Je suis assise dans un carré. Côté fenêtre. Sens contraire de la marche. De quoi titiller ma migraine. 

Le carré est plein.

Une femme s'assoit à côté de moi.

Elle est grande. Élancée. Cheveux court. Faux blond. Visage sans fard. Masqué. Une tenue classique et confortable pour un trajet. 

Elle a déjà son ordinateur ouvert. Une souris est branchée. Que ça prend de la place. Je me colle un peu plus contre la fenêtre. Je me sens si à l'étroit. Étriquée. Obligée de contempler ce bal qui s'ouvre à moi. 

Connexion établie. Page ouverte. Sur le site Arte. Saison 1 de Thérapie. 

Mauvaise connexion internet. L'image est figée. La femme bouge la souris. Prend la souris. La pose sur sa jambe. La bouge. Rien. Pauvre souris. 

La femme agite sa jambe. Elle sort son portable. Le regarde 2 secondes. Sûrement le temps de contempler la multitude d'applications sur son écran d'accueil sans jamais les ouvrir. Le verrouille. Le mets dans son sac. Regarde l'image figée d'Arte. Agite sa jambe. Elle sort un magazine. Causette. Ouvre la première page. Le ferme. L'ouvre au sommaire. Lit le titre d'un article. Elle soupire. Est-elle en désaccord avec le titre ? 

Thérapie se met en marche. Elle ne regarde pas. Tourne une page. L'image se fige. Ferme le magazine. Prends son portable. Le déverrouille. Thérapie se met en marche. Elle ne regarde pas. Préférant une image mobile sous son pouce qu'une image immobile sous son œil. 

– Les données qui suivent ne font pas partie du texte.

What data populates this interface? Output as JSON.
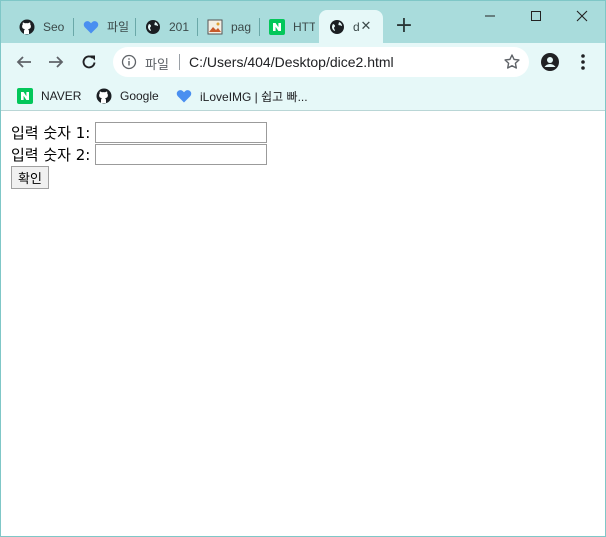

Arrêt Moulins sur allier. Elle range son portable. Range son Magazine. Ferme son ordinateur. Se lève et s'en va. Pendant tout le trajet, soit 2h30, elle n'aura offert à ces spectateurs que des brides de spectacles stressants et décevants. Elle n'aura donc jamais la fin de sa thérapie. 

 

Ma migraine me guette. Je suis dépendante des actions et des bruits des gens. Ma migraine ne m'appartient plus. Elle dépend des autres. 

 

Je pense pouvoir la gérer. Mais, une nouvelle femme arrive. Une vieille dame. Elle se place en face. En diagonale. Elle tousse. Beaucoup. Elle tousse avec la gorge. Se lève. Va tousser ailleurs. Dans l'entre deux wagons. Je l'entends. Elle crache ses poumons. Elle revient. Mais tousse toujours. Elle renifle. Fort. Racle sa gorge. Ma migraine me guette. Elle dépend de la toux. Une toux grasse qui racle mon cerveau. Je deviens tendue. Elle racle. C'est fort. Mes tempes tapent. 

Je croise le regards d'une jeune femme. Assise de l'autre côté. Elle a un cahier ouvert devant elle. Avec des écritures chinoises. Courageux, pensais-je. Cela demande de la concentration, supposais-je. Nos regards se croisent de nouveau. La dame tousse. Racle. Nous savons ce que nous pensons. Cela irrite. Nous sommes aussi irritées que sa gorge ne l'est. Fatiguée, la jeune femme ferme son cahier. Je ferme mon livre. Et je commence à écrire sur ce spectacle. C'est la seule façon que j'ai pour supporter ce vacarme. 

Le trajet est bientôt terminé. Nous avons dépassé Vichy. Il est 18h03. Et ce n'est que maintenant que je remarque qu'un bébé est dans le wagon. Je pense déjà au Doliprane qui m'attend en arrivant. 

 

Ces pages m'ont coûté 45€ avec la carte jeune et 2 Dolipranes.